In a bid to strengthen non-proliferation, the United States wants to secure loose nuclear material within four years and also ratify the Comprehensive Test Ban Treaty, which bans all forms of atomic explosions, the country's top diplomat to the United Nations has said.
"We want to secure loose nuclear material within four years. We want to start a follow-on agreement. We want to ratify the CTBT. We want to have a fissile material cut-off," US Ambassador to the UN Susan Rice told reporters in response to a question outside the Security Council at the United Nations headquarters in New York.
In its capacity as the President of the UN Security Council for the month of September, the US has convened a head-of-the-state level meeting of the 15-membered body on September 24 on nuclear non proliferation and nuclear disarmament. The meeting would be chaired by US President Barack Obama.
"This is an opportunity that we very much welcome, that will bring the Security Council further into the discussion of the sorts of topics that President Obama raised in his speech in Prague," Rice said. "It is an opportunity for the Council, which obviously has a deep stake in nuclear non-proliferation and nuclear disarmament, to continue its thinking and to concert its action. We will work very closely with our partners in the Council over the coming weeks to ensure that it's a maximally productive session," she said.
Noting that it will be one of the rare occasions in which the Security Council has met at the heads of state level, Rice hoped that this will be a well attended session.

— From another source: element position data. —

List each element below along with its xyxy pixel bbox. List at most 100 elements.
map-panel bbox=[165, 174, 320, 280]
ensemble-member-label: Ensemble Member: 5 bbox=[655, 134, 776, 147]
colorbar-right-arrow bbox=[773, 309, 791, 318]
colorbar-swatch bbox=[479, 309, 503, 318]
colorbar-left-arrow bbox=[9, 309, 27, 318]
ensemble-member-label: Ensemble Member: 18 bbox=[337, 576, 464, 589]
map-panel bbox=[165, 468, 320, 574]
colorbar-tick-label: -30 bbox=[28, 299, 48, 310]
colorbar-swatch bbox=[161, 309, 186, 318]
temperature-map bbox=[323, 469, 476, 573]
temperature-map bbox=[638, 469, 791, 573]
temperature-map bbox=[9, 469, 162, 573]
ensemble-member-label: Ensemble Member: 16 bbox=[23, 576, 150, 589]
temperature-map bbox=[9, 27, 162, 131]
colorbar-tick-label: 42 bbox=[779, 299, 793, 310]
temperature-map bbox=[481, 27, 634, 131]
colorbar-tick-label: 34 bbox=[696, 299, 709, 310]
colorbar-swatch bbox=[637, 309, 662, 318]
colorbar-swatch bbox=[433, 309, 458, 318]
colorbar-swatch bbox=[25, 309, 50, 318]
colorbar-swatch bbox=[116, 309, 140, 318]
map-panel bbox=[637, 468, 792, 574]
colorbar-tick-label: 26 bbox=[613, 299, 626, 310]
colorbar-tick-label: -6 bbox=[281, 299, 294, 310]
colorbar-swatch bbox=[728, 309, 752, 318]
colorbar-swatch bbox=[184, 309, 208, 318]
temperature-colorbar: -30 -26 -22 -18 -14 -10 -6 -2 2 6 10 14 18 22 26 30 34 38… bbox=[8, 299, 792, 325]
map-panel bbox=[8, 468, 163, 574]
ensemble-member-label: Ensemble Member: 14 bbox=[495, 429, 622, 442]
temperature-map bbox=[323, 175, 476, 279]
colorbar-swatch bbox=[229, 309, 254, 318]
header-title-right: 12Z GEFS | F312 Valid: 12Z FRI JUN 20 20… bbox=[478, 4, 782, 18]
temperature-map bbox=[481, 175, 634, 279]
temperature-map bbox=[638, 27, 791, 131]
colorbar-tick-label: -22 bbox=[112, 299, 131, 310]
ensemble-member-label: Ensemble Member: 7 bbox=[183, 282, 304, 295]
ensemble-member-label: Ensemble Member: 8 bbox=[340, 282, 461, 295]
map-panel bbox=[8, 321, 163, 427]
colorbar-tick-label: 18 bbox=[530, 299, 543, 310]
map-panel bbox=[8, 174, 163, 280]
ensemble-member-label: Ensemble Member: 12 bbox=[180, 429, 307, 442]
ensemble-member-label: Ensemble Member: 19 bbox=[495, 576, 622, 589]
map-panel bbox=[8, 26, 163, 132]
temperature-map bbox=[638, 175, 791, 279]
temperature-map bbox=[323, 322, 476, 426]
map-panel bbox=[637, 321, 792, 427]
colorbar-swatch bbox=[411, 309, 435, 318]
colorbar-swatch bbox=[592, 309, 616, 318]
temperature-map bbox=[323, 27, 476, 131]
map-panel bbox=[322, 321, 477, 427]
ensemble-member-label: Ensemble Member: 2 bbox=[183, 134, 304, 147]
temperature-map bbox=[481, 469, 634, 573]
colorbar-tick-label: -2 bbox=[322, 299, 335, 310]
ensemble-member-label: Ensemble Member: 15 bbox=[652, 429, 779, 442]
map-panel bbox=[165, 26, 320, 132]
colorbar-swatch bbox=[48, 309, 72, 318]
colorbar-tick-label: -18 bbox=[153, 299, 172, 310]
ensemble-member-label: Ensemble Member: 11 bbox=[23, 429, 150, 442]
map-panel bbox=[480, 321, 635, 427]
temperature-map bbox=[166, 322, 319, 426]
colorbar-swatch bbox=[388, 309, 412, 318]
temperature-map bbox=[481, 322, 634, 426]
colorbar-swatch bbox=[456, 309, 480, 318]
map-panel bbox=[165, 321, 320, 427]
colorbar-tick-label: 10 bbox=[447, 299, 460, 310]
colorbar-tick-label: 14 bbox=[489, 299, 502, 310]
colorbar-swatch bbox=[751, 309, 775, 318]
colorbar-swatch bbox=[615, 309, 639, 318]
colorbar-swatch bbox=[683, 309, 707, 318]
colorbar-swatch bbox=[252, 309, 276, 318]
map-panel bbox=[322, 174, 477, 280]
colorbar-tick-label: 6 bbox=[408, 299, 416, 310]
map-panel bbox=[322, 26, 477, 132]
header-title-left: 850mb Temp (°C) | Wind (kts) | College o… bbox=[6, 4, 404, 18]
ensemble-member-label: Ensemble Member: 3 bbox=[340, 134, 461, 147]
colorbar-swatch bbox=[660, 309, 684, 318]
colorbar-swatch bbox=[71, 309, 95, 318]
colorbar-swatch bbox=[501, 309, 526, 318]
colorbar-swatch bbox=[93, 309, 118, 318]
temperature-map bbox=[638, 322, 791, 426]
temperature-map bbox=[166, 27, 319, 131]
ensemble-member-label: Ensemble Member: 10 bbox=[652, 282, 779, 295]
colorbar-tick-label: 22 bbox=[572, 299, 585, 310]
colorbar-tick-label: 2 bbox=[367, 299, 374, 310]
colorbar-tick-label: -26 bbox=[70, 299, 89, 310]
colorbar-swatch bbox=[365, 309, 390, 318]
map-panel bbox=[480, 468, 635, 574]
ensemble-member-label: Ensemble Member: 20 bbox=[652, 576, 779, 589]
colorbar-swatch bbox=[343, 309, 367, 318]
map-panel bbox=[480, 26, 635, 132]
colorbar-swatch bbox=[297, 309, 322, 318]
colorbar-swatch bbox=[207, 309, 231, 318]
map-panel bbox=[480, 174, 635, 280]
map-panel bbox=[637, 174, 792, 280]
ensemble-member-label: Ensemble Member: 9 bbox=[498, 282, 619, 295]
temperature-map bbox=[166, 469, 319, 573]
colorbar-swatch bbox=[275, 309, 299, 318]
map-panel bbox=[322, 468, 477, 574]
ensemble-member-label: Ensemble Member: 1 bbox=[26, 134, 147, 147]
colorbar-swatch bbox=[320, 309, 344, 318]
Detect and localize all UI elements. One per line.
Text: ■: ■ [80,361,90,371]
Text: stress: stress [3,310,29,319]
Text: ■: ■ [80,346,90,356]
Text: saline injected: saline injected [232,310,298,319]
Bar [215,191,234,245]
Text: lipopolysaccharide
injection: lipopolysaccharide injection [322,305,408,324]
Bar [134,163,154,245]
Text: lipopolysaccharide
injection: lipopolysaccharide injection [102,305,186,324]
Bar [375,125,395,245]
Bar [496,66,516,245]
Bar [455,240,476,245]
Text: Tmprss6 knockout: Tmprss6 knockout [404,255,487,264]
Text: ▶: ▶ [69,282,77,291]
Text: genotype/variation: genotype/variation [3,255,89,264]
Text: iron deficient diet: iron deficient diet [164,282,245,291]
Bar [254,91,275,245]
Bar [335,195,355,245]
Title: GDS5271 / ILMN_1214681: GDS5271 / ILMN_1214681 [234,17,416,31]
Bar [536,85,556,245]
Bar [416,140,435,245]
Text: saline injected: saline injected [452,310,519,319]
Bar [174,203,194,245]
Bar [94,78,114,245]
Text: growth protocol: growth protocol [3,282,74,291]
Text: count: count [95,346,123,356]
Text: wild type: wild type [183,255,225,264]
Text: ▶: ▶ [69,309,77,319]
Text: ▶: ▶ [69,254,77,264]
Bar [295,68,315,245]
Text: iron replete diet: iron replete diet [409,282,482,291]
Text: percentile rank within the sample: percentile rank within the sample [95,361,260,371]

"It is a topic this Council has been focused on and seized with and which, I think all of our colleagues agree, merits the highest level of attention," Rice said.
Earlier in a statement on Tuesday, Rice said the Security Council has an essential role in preventing the spread and use of nuclear weapons and is also the world's principal multilateral instrument for global security cooperation. "The session will be focused on nuclear nonproliferation and nuclear disarmament broadly and not on any specific countries," she said.